Today, it felt even better still. I’d have thought myself back to normal except for a few fairly bad twinges when I first took Loke out this morning. It was almost enough to make me consider not riding, except then Jens pleaded with me to get the furball out with the trike so he’d maybe give Jens a break. Clearly, my husband was overly optimistic.

Even though I was feeling the chill even more than in the previous days, thanks to a 5 degree drop in the temperature, finally (under 45 F!), I dragged myself out after layering up. Also, once again, had to get bags and seat and all back out to the trike and everything reassembled. I finally got Loke out the door.

I wasn’t sure how fast or far we were going to go. He’d been so unstable first thing in the morning. One of the worst since March. What a pair we’d made, me lurching a few times because pain cracked through my ankle for a few steps, and Loke falling on his face 4 times over a 300 yard walk.

His meds clearly did their job though because with him setting the pace, we were soon cruising along at 5.4 mph. Pretty good for a 13 year old who could barely walk 6 hours earlier.

I can’t say I was enjoying the new seat mesh. I guess with the rips in the old one, it kinda let my sitting position sink into the strapping so I felt more IN the trike and cradled. On this one, I felt like I was perched on wooden boards and kinda being pushed out of the trike. Not a secure or comfortable feeling at all. My back wasn’t especially pleased either. Yet, if I start loosening the straps, the mesh will slacken and start rubbing on them and that’s where the holes come from.
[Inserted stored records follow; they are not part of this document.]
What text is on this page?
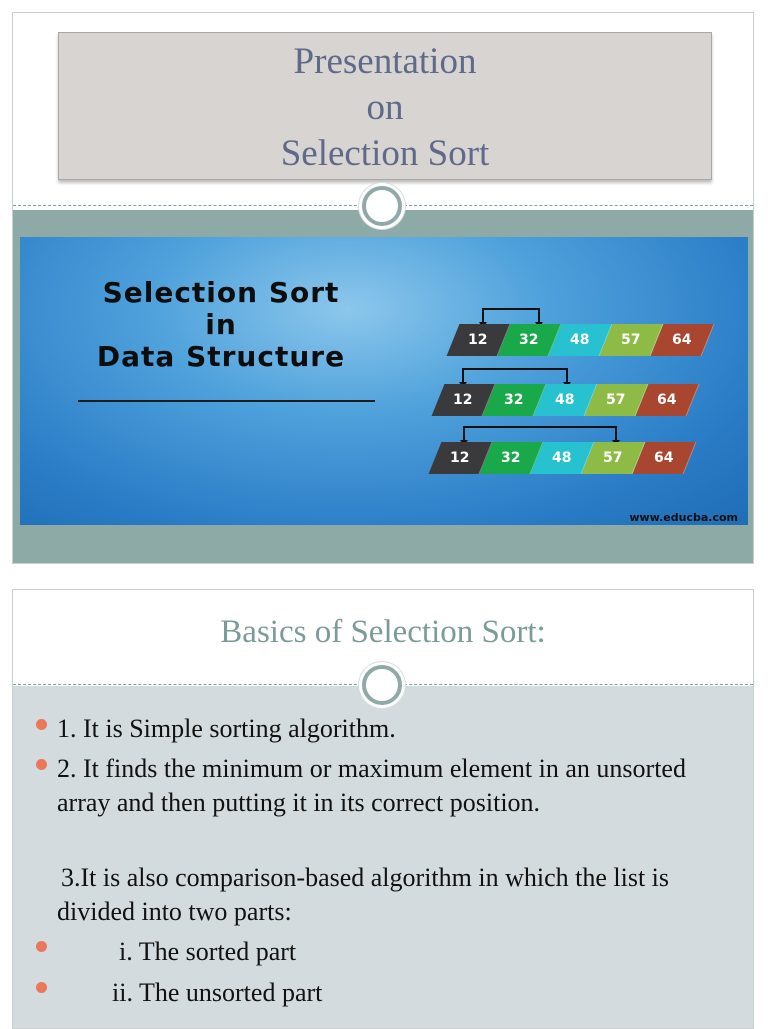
Presentation
on
Selection Sort
Selection Sort
in
Data Structure	12 32 48 57 64
12 32 48 57 64
12 32 48 57 64
www.educba.com
Basics of Selection Sort:
1. It is Simple sorting algorithm.
2. It finds the minimum or maximum element in an unsorted array and then putting it in its correct position.
3.It is also comparison-based algorithm in which the list is divided into two parts:
i. The sorted part
ii. The unsorted part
Even wearing my heavy 400 g weight wool with a lighter 150 g base layer and my usual cycle top, I was quite chilled. Then of course, I hadn’t really believed I needed to dig out my wool socks. It would have been nice to have them. While I was wearing hiking boots that are often too warm for my feet, they were starting to get cold.
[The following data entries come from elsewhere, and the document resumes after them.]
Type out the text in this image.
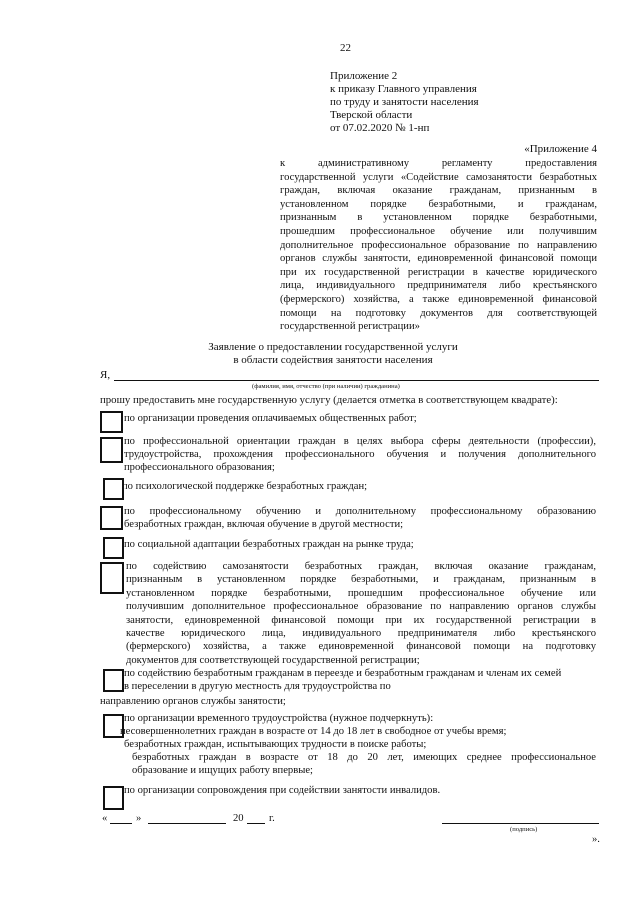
22
Приложение 2
к приказу Главного управления
по труду и занятости населения
Тверской области
от 07.02.2020 № 1-нп
«Приложение 4
к административному регламенту предоставления
государственной услуги «Содействие самозанятости безработных
граждан, включая оказание гражданам, признанным в
установленном порядке безработными, и гражданам,
признанным в установленном порядке безработными,
прошедшим профессиональное обучение или получившим
дополнительное профессиональное образование по направлению
органов службы занятости, единовременной финансовой помощи
при их государственной регистрации в качестве юридического
лица, индивидуального предпринимателя либо крестьянского
(фермерского) хозяйства, а также единовременной финансовой
помощи на подготовку документов для соответствующей
государственной регистрации»
Заявление о предоставлении государственной услуги
в области содействия занятости населения
Я,
(фамилия, имя, отчество (при наличии) гражданина)
прошу предоставить мне государственную услугу (делается отметка в соответствующем квадрате):
по организации проведения оплачиваемых общественных работ;
по профессиональной ориентации граждан в целях выбора сферы деятельности (профессии),
трудоустройства, прохождения профессионального обучения и получения дополнительного
профессионального образования;
по психологической поддержке безработных граждан;
по профессиональному обучению и дополнительному профессиональному образованию
безработных граждан, включая обучение в другой местности;
по социальной адаптации безработных граждан на рынке труда;
по содействию самозанятости безработных граждан, включая оказание гражданам,
признанным в установленном порядке безработными, и гражданам, признанным в
установленном порядке безработными, прошедшим профессиональное обучение или
получившим дополнительное профессиональное образование по направлению органов службы
занятости, единовременной финансовой помощи при их государственной регистрации в
качестве юридического лица, индивидуального предпринимателя либо крестьянского
(фермерского) хозяйства, а также единовременной финансовой помощи на подготовку
документов для соответствующей государственной регистрации;
по содействию безработным гражданам в переезде и безработным гражданам и членам их семей
в переселении в другую местность для трудоустройства по
направлению органов службы занятости;
по организации временного трудоустройства (нужное подчеркнуть):
несовершеннолетних граждан в возрасте от 14 до 18 лет в свободное от учебы время;
безработных граждан, испытывающих трудности в поиске работы;
безработных граждан в возрасте от 18 до 20 лет, имеющих среднее профессиональное
образование и ищущих работу впервые;
по организации сопровождения при содействии занятости инвалидов.
«	»	20 г.
(подпись)
».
Loke was doing well enough that when we came down the big hill to the bridge over the Fyris River (hitting 6.5 mph no less), I decided to turn north and follow the out-n-back path along the bank for some extra distance. Oh, the wind! That slight chilly feeling in my feet started to get uncomfortable and the many roller-skiers I shared the path with weren’t happy with it either. My feet started to toy with that thin line between ‘uncomfortable’ and ‘painful’ from the chill. Oh, yes. Wool socks would have been so very welcome.
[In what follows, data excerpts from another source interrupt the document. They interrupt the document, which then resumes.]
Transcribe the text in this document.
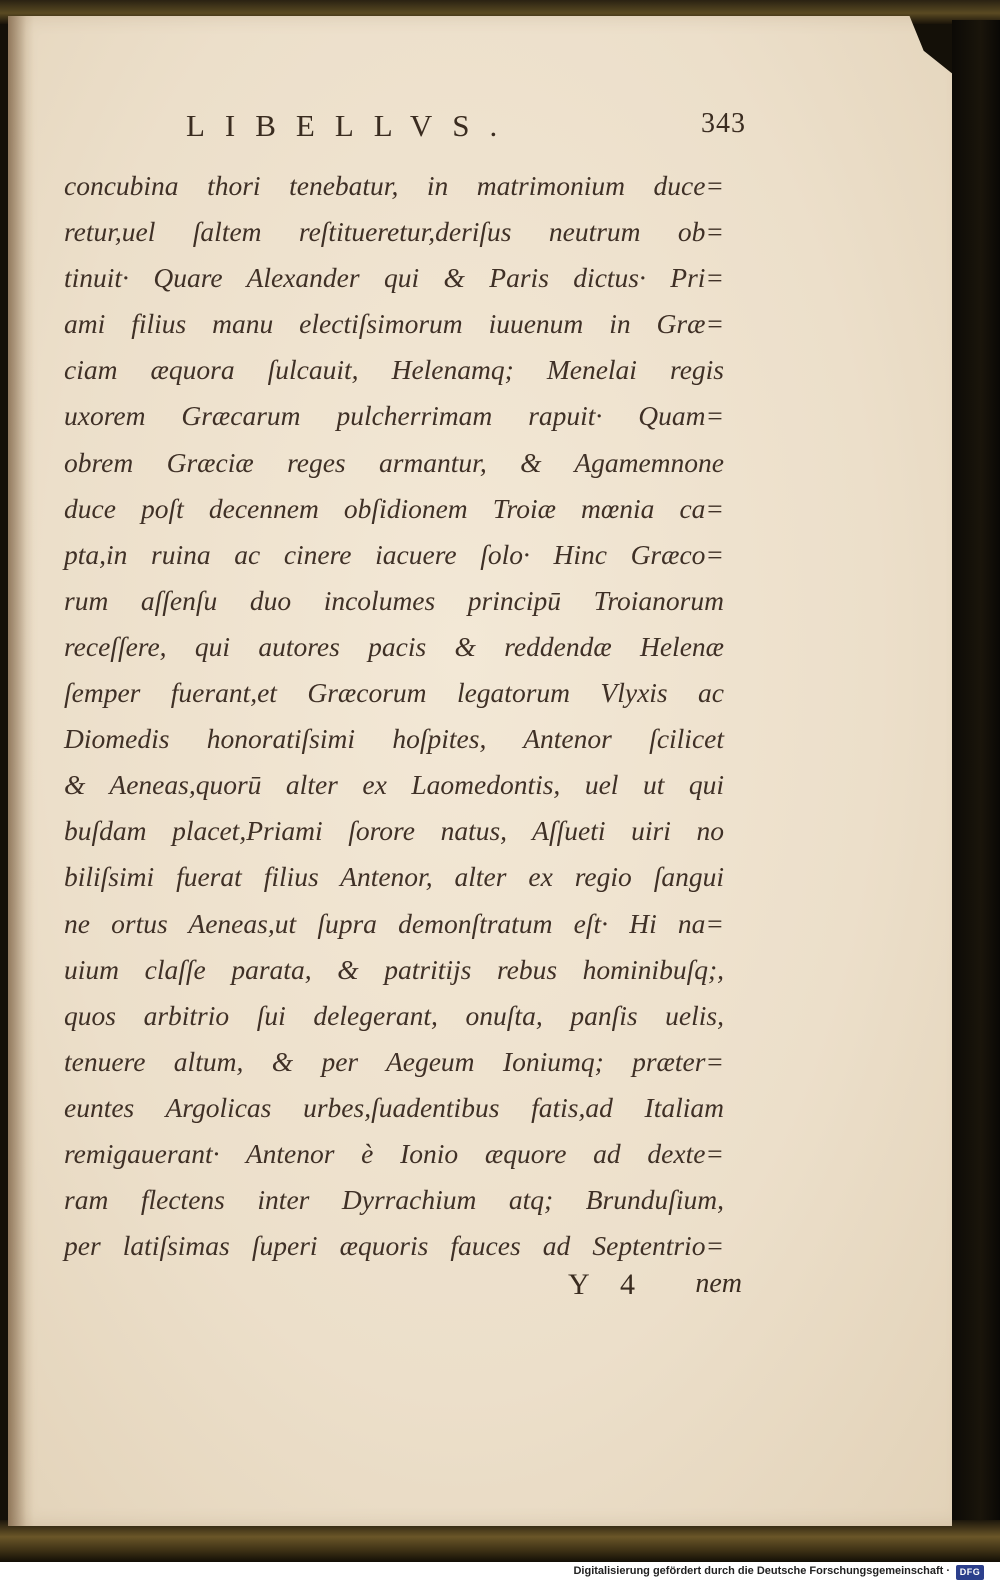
LIBELLVS.	343
concubina thori tenebatur, in matrimonium duce=
retur,uel ſaltem reſtitueretur,deriſus neutrum ob=
tinuit· Quare Alexander qui & Paris dictus· Pri=
ami filius manu electiſsimorum iuuenum in Græ=
ciam æquora ſulcauit, Helenamq; Menelai regis
uxorem Græcarum pulcherrimam rapuit· Quam=
obrem Græciæ reges armantur, & Agamemnone
duce poſt decennem obſidionem Troiæ mœnia ca=
pta,in ruina ac cinere iacuere ſolo· Hinc Græco=
rum aſſenſu duo incolumes principū Troianorum
receſſere, qui autores pacis & reddendæ Helenæ
ſemper fuerant,et Græcorum legatorum Vlyxis ac
Diomedis honoratiſsimi hoſpites, Antenor ſcilicet
& Aeneas,quorū alter ex Laomedontis, uel ut qui
buſdam placet,Priami ſorore natus, Aſſueti uiri no
biliſsimi fuerat filius Antenor, alter ex regio ſangui
ne ortus Aeneas,ut ſupra demonſtratum eſt· Hi na=
uium claſſe parata, & patritijs rebus hominibuſq;,
quos arbitrio ſui delegerant, onuſta, panſis uelis,
tenuere altum, & per Aegeum Ioniumq; præter=
euntes Argolicas urbes,ſuadentibus fatis,ad Italiam
remigauerant· Antenor è Ionio æquore ad dexte=
ram flectens inter Dyrrachium atq; Brunduſium,
per latiſsimas ſuperi æquoris fauces ad Septentrio=
Y 4 nem
Digitalisierung gefördert durch die Deutsche Forschungsgemeinschaft ·	DFG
I was glad I had worn the 400 g wool though. I zipped it up and pulled the high neck up around my ears.

As I followed that river extension, I noticed they’d done some work on it in places. I still have a feeling it’s going to be in a truly terrible state come spring if we get any snow what with all the cracks that were already splitting it in spots. I reached the end and started the multi-point turn to go back, and as always, I stared mournfully across the gravel road to the fields and trees beyond where the river winds on. Maybe one day, I’ll come here and they’ll be extending this path onward so one can ride the whole way to Ulva Mill along the bank. That would be so great!

I also took the chance to get up and poke at the big green leaves in the crop field by the path. After the failed grain harvests, the fields sprang up all across Uppland with this crop plant. I was pretty sure it was some kind of root vegetable, but not which. Some on Facebook have said turnip or radish. The first time in 14 years I’ve seen them, but I was more certain than ever it was something like a turnip once I got a closer look. Radish never occurred to me, probably because I’ve never seen one in the ground yet I have actually pulled up a few bushels of turnips when I was a kid.

It was 35 F when we got back home, feet throbbing from the cold, and OH so glad to be back into our slightly warmer apartment which had no heat earlier. I was quite proud of my furry old husky. He’d done 6.23 miles and still had energy to spare for annoying Jens.

So, a few more miles toward the year goal of 450 minimum. Best of all, my ankle hardly bothered me at all on the ride. Yay!